The key is adding value to the virtual experience, said Greg Smith, exec VP-media insights, planning and analysis at Carat Fusion. "Games like Second Life could literally be a real marketplace for a lot of our clients," he said. "We're still thinking about the best way to add value, not just brand messaging."

But while Mr. Smith and others in the industry contemplate the possibility of effective virtual marketing, some brands are already enjoying success in the space. Coca-Cola's mycoke.com already offers a virtual setting in which visitors can play games, listen to music and chat. Wells Fargo's Stagecoach Island is an independent world where one can find all the comforts of virtual life, and even learn something about personal finance.

Simpler versions of the massively multiplayer phenomenon have found a following with tween audiences as well. One of the more popular is Whyville.net, which has accumulated nearly 1.7 million members since it was hatched in 1999 by Numedeon. In April, Toyota signed up for a 14-week experiment with Whyville to promote its Scion brand of cars. Members can visit Club Scion and trick out a car. If they have enough virtual currency, they can even buy one and drive it around Whyville with their friends.

MySpace 'too mainstream'

"When you're going after young trendsetters, you have to stay on the cutting edge," said Adrian Si, interactive-marketing manager for Scion. "We did MySpace about two years ago, but ... I think it's a little too mainstream now."

And, he added, "studies show that kids start thinking seriously about what type of car they'd like to drive as early as eight or nine."

Other advertisers in the Whyville space include Adobe, NASA and the Getty Museum.

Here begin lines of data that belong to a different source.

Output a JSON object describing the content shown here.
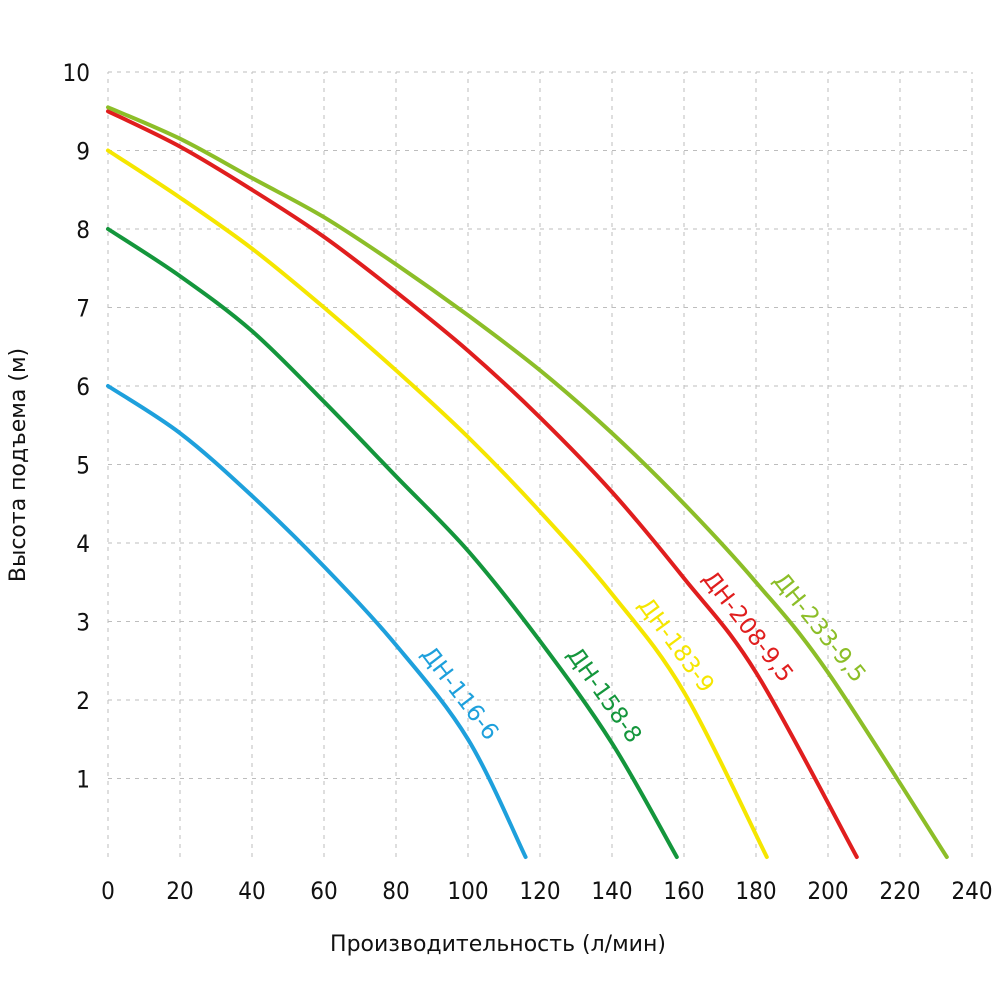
{
  "chart_data": {
    "type": "line",
    "title": "",
    "xlabel": "Производительность (л/мин)",
    "ylabel": "Высота подъема (м)",
    "xlim": [
      0,
      240
    ],
    "ylim": [
      0,
      10
    ],
    "x_ticks": [
      "0",
      "20",
      "40",
      "60",
      "80",
      "100",
      "120",
      "140",
      "160",
      "180",
      "200",
      "220",
      "240"
    ],
    "y_ticks": [
      "1",
      "2",
      "3",
      "4",
      "5",
      "6",
      "7",
      "8",
      "9",
      "10"
    ],
    "grid": true,
    "series": [
      {
        "name": "ДН-116-6",
        "color": "#1ea0dc",
        "points": [
          [
            0,
            6.0
          ],
          [
            20,
            5.4
          ],
          [
            40,
            4.6
          ],
          [
            60,
            3.7
          ],
          [
            80,
            2.7
          ],
          [
            100,
            1.5
          ],
          [
            116,
            0
          ]
        ]
      },
      {
        "name": "ДН-158-8",
        "color": "#14963c",
        "points": [
          [
            0,
            8.0
          ],
          [
            20,
            7.4
          ],
          [
            40,
            6.7
          ],
          [
            60,
            5.8
          ],
          [
            80,
            4.85
          ],
          [
            100,
            3.9
          ],
          [
            120,
            2.75
          ],
          [
            140,
            1.45
          ],
          [
            158,
            0
          ]
        ]
      },
      {
        "name": "ДН-183-9",
        "color": "#f5e600",
        "points": [
          [
            0,
            9.0
          ],
          [
            20,
            8.4
          ],
          [
            40,
            7.75
          ],
          [
            60,
            7.0
          ],
          [
            80,
            6.2
          ],
          [
            100,
            5.35
          ],
          [
            120,
            4.4
          ],
          [
            140,
            3.35
          ],
          [
            160,
            2.1
          ],
          [
            183,
            0
          ]
        ]
      },
      {
        "name": "ДН-208-9,5",
        "color": "#e01e1e",
        "points": [
          [
            0,
            9.5
          ],
          [
            20,
            9.05
          ],
          [
            40,
            8.5
          ],
          [
            60,
            7.9
          ],
          [
            80,
            7.2
          ],
          [
            100,
            6.45
          ],
          [
            120,
            5.6
          ],
          [
            140,
            4.65
          ],
          [
            160,
            3.55
          ],
          [
            180,
            2.35
          ],
          [
            208,
            0
          ]
        ]
      },
      {
        "name": "ДН-233-9,5",
        "color": "#8cbe28",
        "points": [
          [
            0,
            9.55
          ],
          [
            20,
            9.15
          ],
          [
            40,
            8.65
          ],
          [
            60,
            8.15
          ],
          [
            80,
            7.55
          ],
          [
            100,
            6.9
          ],
          [
            120,
            6.2
          ],
          [
            140,
            5.4
          ],
          [
            160,
            4.5
          ],
          [
            180,
            3.5
          ],
          [
            200,
            2.35
          ],
          [
            233,
            0
          ]
        ]
      }
    ]
  }
}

Cost-per-thousand rates range from $6 to $30, while one-time sponsorship setup fees range from $25,000 to $250,000. Numedeon plans to launch five more virtual worlds, each targeting different demographics. (See Mediamorph, P. 36).

In May, technology startup Doppelganger launched a 3D virtual lounge where fans of Interscope Records' Pussycat Dolls can hang out and dance with members of the bands.

Doppelganger CEO Andrew Littlefield has ambitions that go far beyond the Pussycat Dolls lounge, however. What he and his team of engineers have created is a virtual 3D world-imagine a trendier version of L.A. and Tokyo combined-where young people can hang.

Beyond Doppelganger's initial partnership with Interscope, Mr. Littlefield said deals with clothing labels and other brands are in the works. "This is the next generation of interaction between people and brands online," Mr. Littlefield told Advertising Age at launch.

Early misstep

But it goes without saying that marketers' entrance into unfamiliar virtual worlds will be tricky. One early misstep is the now-dead Cadbury-Adams deal to sponsor a "World of Warcraft" tournament.

Aware that the wildly popular virtual environment might not be an ideal world for direct product placement, the company had planned on teaming this summer with GameSpot-CNET Networks' online gaming review-to sponsor a four-month gaming tournament in order to introduce its Stride gum brand.

These tournaments have been gaining momentum, with the final games averaging more than 100,000 on-demand streams and more than 10,000 spectators watching and participating in the live broadcasts, via GameSpot "TournamentTV." But the partnership fell through at the last minute, and, while no official reason was given, people close to the deal say the popular massively multiplayer role-playing game wasn't ready for such overt brand sponsorship.